In our “just give them a pill” culture, it’s been a lot easier to use standardized, dosage-based, home-administered substances. I am in no way indicating that many people do not benefit from mental health drugs, talk therapy and other methods of treatment. I would not be where I am without lots of talk therapy over the years.
A New Frontier
There is a growing trend in Western medical mental health treatment using heretofore “forbidden” substances in an attempt to get better therapeutic results. The number of clinical trials has increased dramatically. Consider the following:
“Psychedelic-assisted psychotherapy could provide needed options for debilitating mental-health disorders including PTSD, major depressive disorder, alcohol-use disorder, anorexia nervosa and more that kill thousands every year in the United States, and cost billions worldwide in lost productivity.

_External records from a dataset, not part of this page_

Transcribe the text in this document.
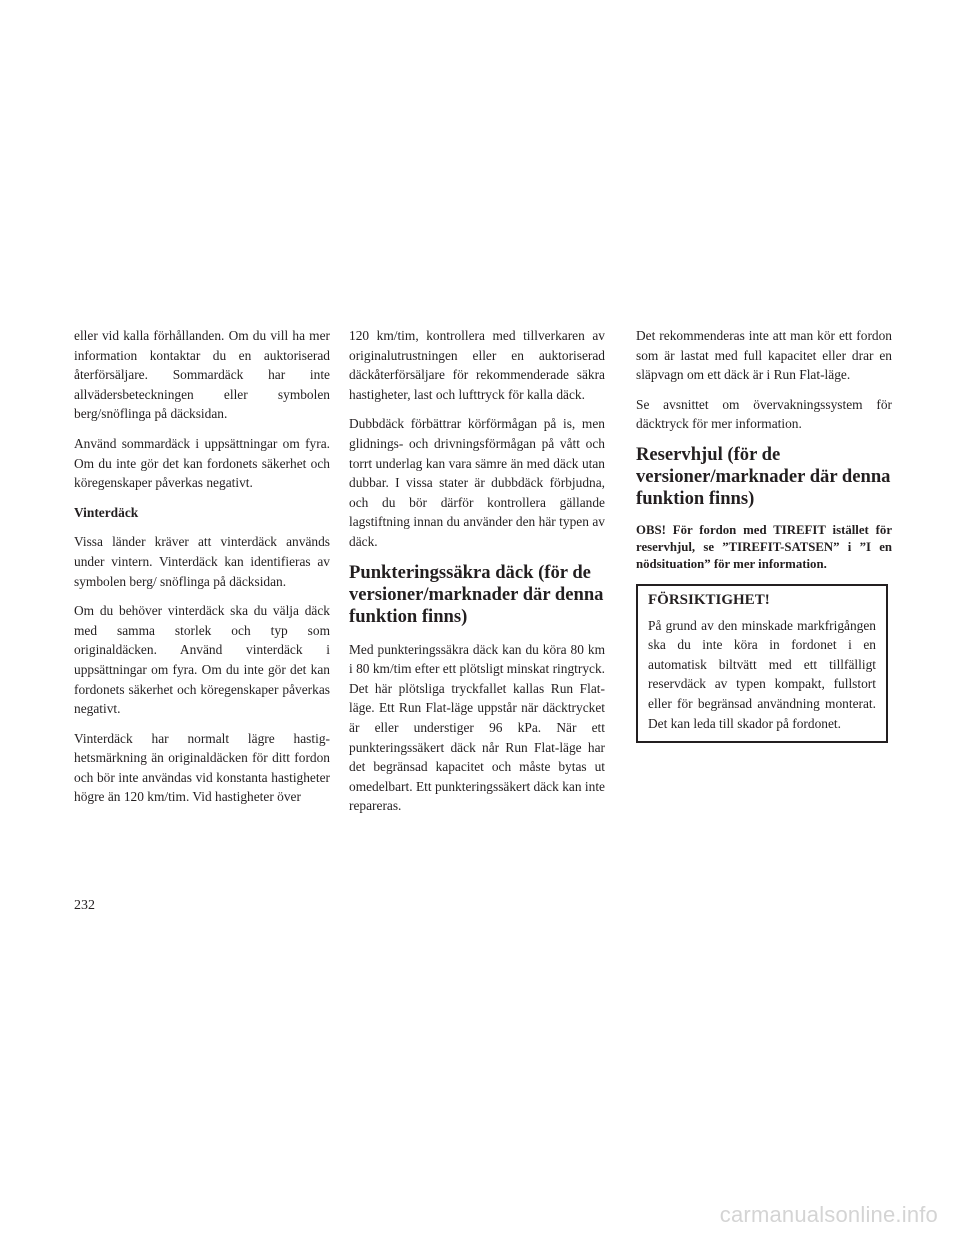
eller vid kalla förhållanden. Om du vill ha mer information kontaktar du en auktoriserad återförsäljare. Sommardäck har inte allvädersbeteckningen eller symbolen berg/snöflinga på däcksidan.

Använd sommardäck i uppsättningar om fyra. Om du inte gör det kan fordonets säkerhet och köregenskaper påverkas negativt.

Vinterdäck

Vissa länder kräver att vinterdäck används under vintern. Vinterdäck kan identifieras av symbolen berg/ snöflinga på däcksidan.

Om du behöver vinterdäck ska du välja däck med samma storlek och typ som originaldäcken. Använd vinterdäck i uppsättningar om fyra. Om du inte gör det kan fordonets säkerhet och köregenskaper påverkas negativt.

Vinterdäck har normalt lägre hastighetsmärkning än originaldäcken för ditt fordon och bör inte användas vid konstanta hastigheter högre än 120 km/tim. Vid hastigheter över

120 km/tim, kontrollera med tillverkaren av originalutrustningen eller en auktoriserad däckåterförsäljare för rekommenderade säkra hastigheter, last och lufttryck för kalla däck.

Dubbdäck förbättrar körförmågan på is, men glidnings- och drivningsförmågan på vått och torrt underlag kan vara sämre än med däck utan dubbar. I vissa stater är dubbdäck förbjudna, och du bör därför kontrollera gällande lagstiftning innan du använder den här typen av däck.

Punkteringssäkra däck (för de versioner/marknader där denna funktion finns)

Med punkteringssäkra däck kan du köra 80 km i 80 km/tim efter ett plötsligt minskat ringtryck. Det här plötsliga tryckfallet kallas Run Flatläge. Ett Run Flat-läge uppstår när däcktrycket är eller understiger 96 kPa. När ett punkteringssäkert däck når Run Flat-läge har det begränsad kapacitet och måste bytas ut omedelbart. Ett punkteringssäkert däck kan inte repareras.

Det rekommenderas inte att man kör ett fordon som är lastat med full kapacitet eller drar en släpvagn om ett däck är i Run Flat-läge.

Se avsnittet om övervakningssystem för däcktryck för mer information.

Reservhjul (för de versioner/marknader där denna funktion finns)

OBS! För fordon med TIREFIT istället för reservhjul, se ”TIREFIT-SATSEN” i ”I en nödsituation” för mer information.

FÖRSIKTIGHET!

På grund av den minskade markfrigången ska du inte köra in fordonet i en automatisk biltvätt med ett tillfälligt reservdäck av typen kompakt, fullstort eller för begränsad användning monterat. Det kan leda till skador på fordonet.

232
carmanualsonline.info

The studies show similarities in how brains respond to psychedelics such as psilocybin and LSD, as well as to N,N-dimethyltryptamine (DMT), the active ingredient in ayahuasca, and to mescaline, a psychedelic compound derived from the peyote cactus. They all act on receptors for serotonin, a neurotransmitter that affects mood.” From the journal Nature, January 27, 2021. Paul Tullis
As a shaman and a mental health practitioner, I have taken part in many ceremonies where drugs were taken, including nicotine, mushrooms and other substances that create an altered state of mind. But those experiences were always in a very controlled ceremonial environment. Participants did have terrific insights and new ways of learning, but a senior experienced guide was always with them. Whether you call that person a shaman or a psychiatrist can be a matter of context.
If we are to journey to the land of psychotropic drugs, we need to do it in a way that is safe, takes time, and requires practitioners to have significant training. My fear is that we will jump on the psychotropic bandwagon without the necessary safety measures put in place. Perhaps shamans and traditional medicine folks could teach psychiatrists, psychologists and other practitioners the methods they use to keep people safe during a spiritual journey. We have thousands of years of experience doing this. But I find it a little difficult to conceive of Blue Cross/Blue Shield approving 14 hours and three practitioners for a treatment that they could claim would be treated by a three dollar pill.
Yet it is a new and exciting frontier, a new take on the old attempts. I‘m all for returning to a traditional method of shamanic healing for spiritual and mental health issues, judiciously through the use of mind-altering psychotropic drugs in a controlled environment. I will be very curious to see how this evolves over time.